16 Jan '02 07:54:00 AM

Also there's something so slightly ominous about the way the beats make time seem to shift around on "Teaser" (oho) that I almost don't want to call it "ominous", but I don't know what else to call it.

16 Jan '02 07:51:41 AM

Also I think I am in love with the singer on Lawrence's "Teaser" just as I am in love with the vocalist on Jaxx's "Kissalude". The German one is probably singing something stupid, but what do I care?

16 Jan '02 07:47:18 AM

Another one of my favorite CDs of 2001 was the Total 3 experimental tech-house compilation for the Kompakt label.

Like I said earlier, some of my reasons for liking this are similar to my reasons for liking Rooty. This record didn't really present a potential challenge like Rooty did, though. To put it simplistically, Rooty has a lot more pop, and a lot more sex, than I'm used to. So the fact that those things come in the form of dance music maybe made the dance music harder to get used to (although, as I said, it wasn't really hard). On the other hand, Total 3 is like the dance album I've always wanted to buy.

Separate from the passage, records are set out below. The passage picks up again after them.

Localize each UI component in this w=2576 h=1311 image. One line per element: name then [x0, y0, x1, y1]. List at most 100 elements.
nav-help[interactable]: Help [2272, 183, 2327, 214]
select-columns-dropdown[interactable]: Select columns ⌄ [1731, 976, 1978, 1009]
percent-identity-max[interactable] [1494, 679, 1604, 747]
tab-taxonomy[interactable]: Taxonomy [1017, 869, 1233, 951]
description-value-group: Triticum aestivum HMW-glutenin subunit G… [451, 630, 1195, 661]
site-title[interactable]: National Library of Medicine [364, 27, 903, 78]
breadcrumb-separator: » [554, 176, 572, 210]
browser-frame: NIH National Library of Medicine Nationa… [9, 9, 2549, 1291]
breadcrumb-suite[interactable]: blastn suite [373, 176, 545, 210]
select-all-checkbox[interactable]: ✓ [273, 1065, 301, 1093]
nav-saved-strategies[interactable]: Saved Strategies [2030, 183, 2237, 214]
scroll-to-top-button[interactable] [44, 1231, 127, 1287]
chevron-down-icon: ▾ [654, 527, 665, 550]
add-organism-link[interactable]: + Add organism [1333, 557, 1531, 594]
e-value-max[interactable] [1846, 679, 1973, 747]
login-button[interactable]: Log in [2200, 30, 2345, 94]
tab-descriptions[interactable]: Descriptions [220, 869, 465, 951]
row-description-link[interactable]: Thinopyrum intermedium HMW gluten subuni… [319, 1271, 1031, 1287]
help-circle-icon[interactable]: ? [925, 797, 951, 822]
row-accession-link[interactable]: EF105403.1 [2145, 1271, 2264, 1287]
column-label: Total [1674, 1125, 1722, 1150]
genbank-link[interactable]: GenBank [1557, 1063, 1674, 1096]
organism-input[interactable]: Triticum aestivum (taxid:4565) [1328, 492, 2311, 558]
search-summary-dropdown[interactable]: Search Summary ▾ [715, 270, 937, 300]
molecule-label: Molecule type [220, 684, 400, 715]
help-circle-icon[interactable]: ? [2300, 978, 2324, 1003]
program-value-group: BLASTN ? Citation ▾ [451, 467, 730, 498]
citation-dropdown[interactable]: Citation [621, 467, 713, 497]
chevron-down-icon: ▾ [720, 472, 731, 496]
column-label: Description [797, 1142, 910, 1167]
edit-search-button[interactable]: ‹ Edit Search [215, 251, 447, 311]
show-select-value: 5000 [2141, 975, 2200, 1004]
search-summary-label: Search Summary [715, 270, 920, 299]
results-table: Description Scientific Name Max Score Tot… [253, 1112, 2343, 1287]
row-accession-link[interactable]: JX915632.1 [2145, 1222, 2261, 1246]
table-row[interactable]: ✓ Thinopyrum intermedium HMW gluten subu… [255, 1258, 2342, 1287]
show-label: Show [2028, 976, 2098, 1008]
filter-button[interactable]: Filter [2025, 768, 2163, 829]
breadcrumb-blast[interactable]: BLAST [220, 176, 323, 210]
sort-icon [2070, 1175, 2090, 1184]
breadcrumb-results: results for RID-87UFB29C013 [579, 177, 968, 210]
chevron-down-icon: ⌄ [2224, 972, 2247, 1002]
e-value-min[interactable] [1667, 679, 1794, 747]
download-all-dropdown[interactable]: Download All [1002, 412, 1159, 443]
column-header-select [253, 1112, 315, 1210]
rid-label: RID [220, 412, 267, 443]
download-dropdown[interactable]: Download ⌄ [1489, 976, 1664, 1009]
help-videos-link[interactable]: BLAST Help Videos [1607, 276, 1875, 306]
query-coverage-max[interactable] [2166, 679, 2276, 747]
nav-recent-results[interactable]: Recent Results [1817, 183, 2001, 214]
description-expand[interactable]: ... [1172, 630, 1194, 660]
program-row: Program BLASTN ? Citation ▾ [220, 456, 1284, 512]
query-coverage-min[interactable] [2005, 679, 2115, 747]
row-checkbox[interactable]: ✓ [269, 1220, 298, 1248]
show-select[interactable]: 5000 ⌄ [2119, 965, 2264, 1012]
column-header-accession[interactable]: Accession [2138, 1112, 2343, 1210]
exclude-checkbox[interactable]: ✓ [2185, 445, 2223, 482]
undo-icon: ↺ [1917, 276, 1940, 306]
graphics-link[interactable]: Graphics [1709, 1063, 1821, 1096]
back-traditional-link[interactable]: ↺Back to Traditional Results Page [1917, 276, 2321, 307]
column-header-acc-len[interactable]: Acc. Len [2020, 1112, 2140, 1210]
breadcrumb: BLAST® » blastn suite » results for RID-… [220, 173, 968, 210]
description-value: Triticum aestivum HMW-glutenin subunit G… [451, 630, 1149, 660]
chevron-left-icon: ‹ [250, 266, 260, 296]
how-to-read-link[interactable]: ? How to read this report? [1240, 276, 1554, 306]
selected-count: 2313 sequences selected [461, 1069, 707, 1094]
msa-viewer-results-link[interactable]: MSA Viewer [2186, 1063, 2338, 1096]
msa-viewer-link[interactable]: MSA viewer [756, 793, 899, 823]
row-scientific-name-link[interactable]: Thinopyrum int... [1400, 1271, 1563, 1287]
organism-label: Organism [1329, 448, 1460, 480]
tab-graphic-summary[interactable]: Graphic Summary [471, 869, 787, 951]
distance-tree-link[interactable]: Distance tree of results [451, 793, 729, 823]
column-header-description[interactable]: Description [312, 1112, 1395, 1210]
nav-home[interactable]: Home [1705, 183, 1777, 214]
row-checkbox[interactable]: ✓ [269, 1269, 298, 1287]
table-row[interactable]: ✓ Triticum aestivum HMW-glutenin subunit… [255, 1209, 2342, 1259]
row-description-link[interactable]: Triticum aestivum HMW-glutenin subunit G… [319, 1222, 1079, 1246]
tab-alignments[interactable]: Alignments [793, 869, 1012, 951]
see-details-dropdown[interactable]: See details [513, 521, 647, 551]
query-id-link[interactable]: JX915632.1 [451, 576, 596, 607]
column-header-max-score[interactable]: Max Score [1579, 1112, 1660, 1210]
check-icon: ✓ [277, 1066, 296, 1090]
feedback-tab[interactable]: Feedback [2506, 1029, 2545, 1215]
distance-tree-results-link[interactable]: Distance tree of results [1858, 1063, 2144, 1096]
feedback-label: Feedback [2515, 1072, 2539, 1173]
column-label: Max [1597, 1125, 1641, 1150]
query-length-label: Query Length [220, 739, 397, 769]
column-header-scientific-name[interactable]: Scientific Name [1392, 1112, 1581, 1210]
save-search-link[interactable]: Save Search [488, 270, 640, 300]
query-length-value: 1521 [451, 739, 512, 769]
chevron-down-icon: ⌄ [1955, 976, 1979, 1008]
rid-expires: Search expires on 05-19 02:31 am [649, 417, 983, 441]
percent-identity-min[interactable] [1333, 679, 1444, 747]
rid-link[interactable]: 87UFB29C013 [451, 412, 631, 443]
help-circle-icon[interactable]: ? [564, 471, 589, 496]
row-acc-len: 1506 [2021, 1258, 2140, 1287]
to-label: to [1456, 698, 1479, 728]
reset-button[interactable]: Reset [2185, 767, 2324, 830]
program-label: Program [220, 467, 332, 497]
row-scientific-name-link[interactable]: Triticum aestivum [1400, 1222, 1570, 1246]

It's got neat sounds all over it. I could listen to just the bassline to Michael Mayer's "Hush Hush Baby" all day, I bet (and in fact for part of the track everything else drops out, and it sounds sublime). The sound just has so much dimension to it that it delights me to hear the figure repeated again and again. And the texture: kind of farty and burbly, but with some clickiness too.

It's trance-inducing without being annoying. The good kind of trance. I suspect this has a lot to do with the entire combinations of rhythms, synth sounds, production, and notes repeated. They all seem kind of distant to me. And gentle at the same time, though that makes no sense. I would even say it's mantric, though most of the music is instrumental. But the vocal tracks are literally mantric, including my favorite, "Tomorrow". "Tomorrow... I will be happy."

It's moody, brooding, atmospheric, spacious, watery, all that jazz. You know I dig that. I'm reminded of a less desolate Consumed, or some other Plastikman junk.

Uh. Yeah. I'm feeling a little inarticulate, so this is where I stop.